India has a new health concern with rural consumers lapping up ultra-processed foods like never before
Consumption of packaged foods is no longer an urban phenomenon. It is embedding itself deep into rural markets, fuelled by cheap prices, long shelf life, and aggressive marketing and distribution. Can obesity become a rural problem some day? Only strong regulation can prevent this.
On paper, rural India paints an idyllic picture. Unhurried meals built around grains, lentils, and vegetables. Home-cooked using fresh ingredients. Limited access to fast food.
But new evidence shatters this imagery and indicates that something very different is happening outside India's cities.
Rural households are rapidly adopting packaged and ultra-processed foods, reshaping the country’s nutrition profile far faster than anyone anticipated.
According to a new analysis by Tony Blair Institute for Global Change titled 'Building on Success to Secure India's Future Health', 56% of rural Indians now consume packaged foods at least once a week, a steep jump from 42% in 2015.
The report describes this as a "silent structural shift" occurring without the cultural, regulatory, and public-health buffers that typically accompany such transitions.
This shift is not small. It suggests that India’s growing packaged-food economy is no longer an urban phenomenon. It is embedding itself deep into rural markets, fuelled by cheap prices, long shelf life, and aggressive distribution networks.
Much of the country’s nutrition policy was designed with the assumption that rural diets remain relatively insulated from ultra-processed foods. But now the report challenges this assumption and warns that public-health strategies risk being outpaced by the speed of dietary change.
Obesity: From an urban problem to a national crisis?
The implications are stark. India’s obesity rates have increased five-fold over the past 30 years. One in four adults is now overweight or obese.

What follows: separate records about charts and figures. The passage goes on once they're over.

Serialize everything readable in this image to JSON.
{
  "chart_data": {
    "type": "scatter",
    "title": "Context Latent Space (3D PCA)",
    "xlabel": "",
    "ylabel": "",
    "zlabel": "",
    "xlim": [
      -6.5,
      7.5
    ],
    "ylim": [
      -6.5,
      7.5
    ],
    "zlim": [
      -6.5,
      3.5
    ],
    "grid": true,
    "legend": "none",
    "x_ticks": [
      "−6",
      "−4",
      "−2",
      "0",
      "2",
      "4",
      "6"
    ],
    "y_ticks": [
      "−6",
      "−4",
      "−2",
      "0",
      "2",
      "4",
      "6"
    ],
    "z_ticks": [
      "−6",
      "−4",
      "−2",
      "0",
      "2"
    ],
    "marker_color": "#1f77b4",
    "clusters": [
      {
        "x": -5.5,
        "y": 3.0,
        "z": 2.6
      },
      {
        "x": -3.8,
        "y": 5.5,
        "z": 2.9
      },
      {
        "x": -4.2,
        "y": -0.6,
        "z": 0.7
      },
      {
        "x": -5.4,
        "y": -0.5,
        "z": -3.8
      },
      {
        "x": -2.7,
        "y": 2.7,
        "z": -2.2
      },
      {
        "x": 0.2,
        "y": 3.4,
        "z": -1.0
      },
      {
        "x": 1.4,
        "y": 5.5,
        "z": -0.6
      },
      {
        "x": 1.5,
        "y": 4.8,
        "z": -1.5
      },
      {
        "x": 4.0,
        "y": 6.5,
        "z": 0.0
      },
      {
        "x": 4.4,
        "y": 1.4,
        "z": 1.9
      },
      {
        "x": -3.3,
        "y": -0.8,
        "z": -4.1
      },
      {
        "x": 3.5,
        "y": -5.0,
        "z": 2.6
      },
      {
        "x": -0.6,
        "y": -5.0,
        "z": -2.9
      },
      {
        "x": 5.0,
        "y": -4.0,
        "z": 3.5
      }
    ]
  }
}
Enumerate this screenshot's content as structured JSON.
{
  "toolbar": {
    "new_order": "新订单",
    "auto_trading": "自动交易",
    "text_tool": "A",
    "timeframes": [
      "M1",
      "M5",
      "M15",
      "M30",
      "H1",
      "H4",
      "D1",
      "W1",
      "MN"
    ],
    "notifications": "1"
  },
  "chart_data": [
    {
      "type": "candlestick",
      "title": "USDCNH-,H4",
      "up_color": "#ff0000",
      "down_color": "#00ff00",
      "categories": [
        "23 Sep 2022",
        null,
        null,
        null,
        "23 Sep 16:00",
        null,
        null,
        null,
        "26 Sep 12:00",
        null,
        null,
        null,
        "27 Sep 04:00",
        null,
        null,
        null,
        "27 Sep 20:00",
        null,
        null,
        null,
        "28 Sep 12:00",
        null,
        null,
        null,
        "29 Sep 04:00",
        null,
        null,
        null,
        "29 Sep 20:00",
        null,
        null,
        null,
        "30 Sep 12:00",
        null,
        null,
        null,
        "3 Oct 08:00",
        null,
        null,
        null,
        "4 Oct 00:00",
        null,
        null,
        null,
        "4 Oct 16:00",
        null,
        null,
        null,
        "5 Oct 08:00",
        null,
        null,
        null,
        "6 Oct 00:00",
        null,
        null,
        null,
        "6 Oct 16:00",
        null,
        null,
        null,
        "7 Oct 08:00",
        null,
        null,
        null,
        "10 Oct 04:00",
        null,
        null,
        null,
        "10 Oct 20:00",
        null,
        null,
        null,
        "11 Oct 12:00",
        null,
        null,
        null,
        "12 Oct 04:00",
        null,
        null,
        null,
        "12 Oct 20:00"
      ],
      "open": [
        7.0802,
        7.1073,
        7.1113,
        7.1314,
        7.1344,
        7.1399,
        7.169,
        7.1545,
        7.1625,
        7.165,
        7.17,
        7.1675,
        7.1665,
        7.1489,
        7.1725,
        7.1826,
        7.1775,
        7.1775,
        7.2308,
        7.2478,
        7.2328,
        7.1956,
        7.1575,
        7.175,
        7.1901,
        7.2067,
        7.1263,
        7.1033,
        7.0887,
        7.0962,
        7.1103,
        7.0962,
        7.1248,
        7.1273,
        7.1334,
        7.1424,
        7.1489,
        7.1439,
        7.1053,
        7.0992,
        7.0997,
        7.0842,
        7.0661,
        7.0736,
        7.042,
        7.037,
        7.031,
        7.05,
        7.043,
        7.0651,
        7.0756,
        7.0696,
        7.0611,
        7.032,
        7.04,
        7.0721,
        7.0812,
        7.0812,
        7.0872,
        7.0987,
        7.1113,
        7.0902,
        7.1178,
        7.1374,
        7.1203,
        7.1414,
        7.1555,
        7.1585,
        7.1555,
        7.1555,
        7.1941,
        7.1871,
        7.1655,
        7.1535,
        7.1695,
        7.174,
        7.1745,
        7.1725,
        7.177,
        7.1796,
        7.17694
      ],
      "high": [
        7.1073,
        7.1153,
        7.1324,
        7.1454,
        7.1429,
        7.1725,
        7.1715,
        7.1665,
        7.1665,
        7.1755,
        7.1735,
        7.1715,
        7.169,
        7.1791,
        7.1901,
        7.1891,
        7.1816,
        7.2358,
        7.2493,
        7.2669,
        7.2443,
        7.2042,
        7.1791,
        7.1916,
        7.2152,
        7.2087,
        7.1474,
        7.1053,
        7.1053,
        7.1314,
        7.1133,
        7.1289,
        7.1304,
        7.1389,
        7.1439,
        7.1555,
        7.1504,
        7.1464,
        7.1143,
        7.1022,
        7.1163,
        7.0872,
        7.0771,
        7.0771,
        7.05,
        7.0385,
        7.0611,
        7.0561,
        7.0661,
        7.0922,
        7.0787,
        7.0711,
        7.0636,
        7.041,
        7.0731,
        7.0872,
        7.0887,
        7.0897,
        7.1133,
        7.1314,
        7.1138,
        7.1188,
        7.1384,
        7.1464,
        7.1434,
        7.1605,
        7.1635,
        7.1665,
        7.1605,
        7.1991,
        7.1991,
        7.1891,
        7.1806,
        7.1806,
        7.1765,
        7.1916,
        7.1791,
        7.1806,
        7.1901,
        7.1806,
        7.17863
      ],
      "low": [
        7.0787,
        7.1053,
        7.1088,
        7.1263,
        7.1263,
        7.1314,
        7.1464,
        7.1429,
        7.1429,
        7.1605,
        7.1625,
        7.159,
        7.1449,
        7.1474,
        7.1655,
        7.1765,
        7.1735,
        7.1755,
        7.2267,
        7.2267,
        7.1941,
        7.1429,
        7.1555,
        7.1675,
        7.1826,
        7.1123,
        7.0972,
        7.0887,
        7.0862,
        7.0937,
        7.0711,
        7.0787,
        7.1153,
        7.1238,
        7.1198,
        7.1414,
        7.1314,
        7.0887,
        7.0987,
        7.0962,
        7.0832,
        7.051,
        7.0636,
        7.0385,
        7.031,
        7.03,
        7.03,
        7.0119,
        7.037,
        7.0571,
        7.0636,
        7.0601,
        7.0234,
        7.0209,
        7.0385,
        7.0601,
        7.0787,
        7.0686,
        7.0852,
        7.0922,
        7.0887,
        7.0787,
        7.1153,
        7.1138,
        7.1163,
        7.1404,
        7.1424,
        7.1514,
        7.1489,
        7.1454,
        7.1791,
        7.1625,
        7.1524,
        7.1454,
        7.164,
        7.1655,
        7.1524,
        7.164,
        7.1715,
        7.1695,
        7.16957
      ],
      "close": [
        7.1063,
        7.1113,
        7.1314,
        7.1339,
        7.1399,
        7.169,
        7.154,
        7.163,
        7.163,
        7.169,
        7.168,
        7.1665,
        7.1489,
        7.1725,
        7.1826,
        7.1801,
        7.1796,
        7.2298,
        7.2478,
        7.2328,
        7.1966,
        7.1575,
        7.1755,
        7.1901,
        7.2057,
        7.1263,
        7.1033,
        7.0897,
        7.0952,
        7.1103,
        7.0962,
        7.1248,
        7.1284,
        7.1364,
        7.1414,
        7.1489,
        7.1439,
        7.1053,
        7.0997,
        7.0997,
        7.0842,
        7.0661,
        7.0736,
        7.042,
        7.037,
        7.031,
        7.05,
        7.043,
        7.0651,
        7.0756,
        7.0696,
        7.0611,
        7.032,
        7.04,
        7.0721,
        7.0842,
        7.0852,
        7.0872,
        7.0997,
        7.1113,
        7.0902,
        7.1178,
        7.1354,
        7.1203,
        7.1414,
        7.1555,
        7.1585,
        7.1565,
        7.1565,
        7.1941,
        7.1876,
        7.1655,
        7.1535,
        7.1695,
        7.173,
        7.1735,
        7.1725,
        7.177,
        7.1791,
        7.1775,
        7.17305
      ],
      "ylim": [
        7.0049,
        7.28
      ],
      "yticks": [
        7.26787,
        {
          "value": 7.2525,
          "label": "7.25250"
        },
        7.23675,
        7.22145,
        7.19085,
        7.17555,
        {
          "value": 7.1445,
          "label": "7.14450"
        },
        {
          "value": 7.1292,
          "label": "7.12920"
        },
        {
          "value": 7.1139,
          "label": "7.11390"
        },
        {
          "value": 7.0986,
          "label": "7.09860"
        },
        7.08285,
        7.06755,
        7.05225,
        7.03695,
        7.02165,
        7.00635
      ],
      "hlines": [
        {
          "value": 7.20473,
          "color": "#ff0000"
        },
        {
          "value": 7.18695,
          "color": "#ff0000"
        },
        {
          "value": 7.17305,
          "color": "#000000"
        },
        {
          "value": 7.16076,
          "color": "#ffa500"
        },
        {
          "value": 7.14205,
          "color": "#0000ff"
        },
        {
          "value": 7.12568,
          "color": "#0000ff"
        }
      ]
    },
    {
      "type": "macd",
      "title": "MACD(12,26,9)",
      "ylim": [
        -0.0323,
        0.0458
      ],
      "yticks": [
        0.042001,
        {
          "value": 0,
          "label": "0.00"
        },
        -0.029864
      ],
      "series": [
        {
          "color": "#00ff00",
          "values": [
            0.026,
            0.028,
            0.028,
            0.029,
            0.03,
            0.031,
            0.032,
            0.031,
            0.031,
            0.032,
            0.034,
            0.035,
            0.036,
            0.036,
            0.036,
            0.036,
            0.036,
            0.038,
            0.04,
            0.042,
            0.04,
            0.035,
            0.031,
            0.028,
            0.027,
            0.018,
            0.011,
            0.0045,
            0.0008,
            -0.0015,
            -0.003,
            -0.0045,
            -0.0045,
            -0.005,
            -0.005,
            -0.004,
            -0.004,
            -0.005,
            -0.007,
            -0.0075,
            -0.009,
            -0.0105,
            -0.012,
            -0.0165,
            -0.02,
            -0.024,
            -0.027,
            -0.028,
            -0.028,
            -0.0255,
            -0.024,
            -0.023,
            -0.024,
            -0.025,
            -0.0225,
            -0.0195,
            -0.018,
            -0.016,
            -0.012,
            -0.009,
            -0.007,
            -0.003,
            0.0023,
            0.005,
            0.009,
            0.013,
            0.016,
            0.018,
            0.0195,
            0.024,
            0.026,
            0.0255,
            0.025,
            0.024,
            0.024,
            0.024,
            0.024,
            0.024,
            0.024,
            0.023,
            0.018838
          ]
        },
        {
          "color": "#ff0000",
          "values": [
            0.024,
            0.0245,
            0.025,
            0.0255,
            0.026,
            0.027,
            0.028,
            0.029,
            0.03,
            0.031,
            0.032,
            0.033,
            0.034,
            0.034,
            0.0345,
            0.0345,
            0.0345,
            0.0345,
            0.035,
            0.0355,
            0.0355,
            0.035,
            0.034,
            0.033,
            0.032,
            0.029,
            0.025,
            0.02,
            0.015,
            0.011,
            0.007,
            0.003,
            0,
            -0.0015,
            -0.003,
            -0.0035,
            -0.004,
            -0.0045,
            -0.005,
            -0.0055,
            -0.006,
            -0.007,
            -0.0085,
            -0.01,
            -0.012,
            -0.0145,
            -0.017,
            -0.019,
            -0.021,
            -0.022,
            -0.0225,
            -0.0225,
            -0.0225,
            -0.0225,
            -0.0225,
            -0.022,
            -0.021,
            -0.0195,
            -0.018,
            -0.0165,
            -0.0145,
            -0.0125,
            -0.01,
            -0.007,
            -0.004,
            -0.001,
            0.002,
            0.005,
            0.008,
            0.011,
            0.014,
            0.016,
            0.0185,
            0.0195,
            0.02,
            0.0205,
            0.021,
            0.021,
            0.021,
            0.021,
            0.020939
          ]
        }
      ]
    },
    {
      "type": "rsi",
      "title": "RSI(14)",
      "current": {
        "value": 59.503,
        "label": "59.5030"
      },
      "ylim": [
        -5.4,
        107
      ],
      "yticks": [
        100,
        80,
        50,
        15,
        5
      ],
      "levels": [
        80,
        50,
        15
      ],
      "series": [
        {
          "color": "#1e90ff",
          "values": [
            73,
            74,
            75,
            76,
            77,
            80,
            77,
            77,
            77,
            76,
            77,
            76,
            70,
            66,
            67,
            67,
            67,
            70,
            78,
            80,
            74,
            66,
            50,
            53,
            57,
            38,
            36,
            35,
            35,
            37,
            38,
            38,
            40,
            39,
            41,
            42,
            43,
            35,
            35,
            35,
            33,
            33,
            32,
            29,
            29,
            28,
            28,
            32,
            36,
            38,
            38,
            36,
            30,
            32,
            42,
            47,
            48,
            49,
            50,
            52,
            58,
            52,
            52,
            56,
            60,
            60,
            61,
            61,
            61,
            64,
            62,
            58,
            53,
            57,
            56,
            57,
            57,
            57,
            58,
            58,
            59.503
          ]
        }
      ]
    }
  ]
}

National Sample Survey data from 2022-23 shows that biscuits and chocolates were the main culprits, with 86.78% of households consuming them monthly, up from 69.51% in from 2011-12. Chips consumption surged dramatically from 7.38% to 44.17%. Consumption of bread (25.65%), noodles (21.06%), and packaged pickles (22.57%) also rose.
And this problem is threatening to spill over into the rural markets.
For long, obesity has been seen as an urban lifestyle issue. With eating habits changing rapidly in rural areas, obesity could one day become a rural problem as well. If that happens, could we be staring at a national crisis sooner than later?
For now, the rising consumption of ultra-processed foods in rural areas could impede efforts to combat obesity and non-communicable diseases.
Food industry vs Regulatory landscape
The report shows that the diet shift in rural areas is happening faster than in urban areas, but without adequate access to healthcare, screening, and preventive measures.
When it comes to regulation, India is lagging behind on many counts.
The report notes that unlike Chile, the United Kingdom, or Singapore, India still does not mandate warning labels for high salt, sugar and fat on the front of the pack. Restrictions on marketing unhealthy foods to children are fragmented and inconsistent, often implemented at the state level rather than nationally.
Meanwhile, multinational and domestic food companies have rapidly penetrated the Tier II, Tier III, and rural markets, with consumers unable to distinguish healthy from unhealthy foods.
On one hand, there is a powerful, well-funded food industry with strong distribution networks, retail penetration, and aggressive on-the-ground marketing. On the other hand, the regulatory landscape is fragmented and struggling to keep pace with the innovation in the industry and the shifts in dietary habits.
The Tony Blair Institute report captures this candidly: India’s regulatory tools have not kept up with the speed at which ultra-processed foods are entering the market. Manufacturers face little pressure to reformulate their products to make them healthier.
Regulation is the weakest in rural markets: there are fewer monitoring mechanisms, limited enforcement of consumer protection laws, and almost no literacy about nutrition labelling and standards.
Without clear front-of-pack labels, marketing restrictions, and nutritional standards, high-salt, high-sugar, and high-fat products will penetrate deeper into rural markets each year. Remember, these are communities that have for long relied on home-cooked meals and fresh ingredients.
So ultimately, the burden of health falls on the consumers. Here again, not all consumers are aware of the harmful effects of processed foods, especially in rural markets where nutrition literacy is low.
The stakes are high
The report rings warning bells loud and clear. If rural India continues on this path, the healthcare burden in the country, which is already strained, could get heavier.
What is unfolding in rural India is not simply a lifestyle shift. It indicates a profound change in the country's food economy, with serious health and economic consequences in the long term.
Rising consumption of ultra-processed foods in rural India could balloon into a huge public health challenge over the next decade.
The country must clean up its act when it still has the chance to do so. And that starts with strong regulations around marketing and labelling. The longer it takes for regulators to introduce policy reforms rooted in science-based nutritional standards, the deeper will be the penetration of processed foods.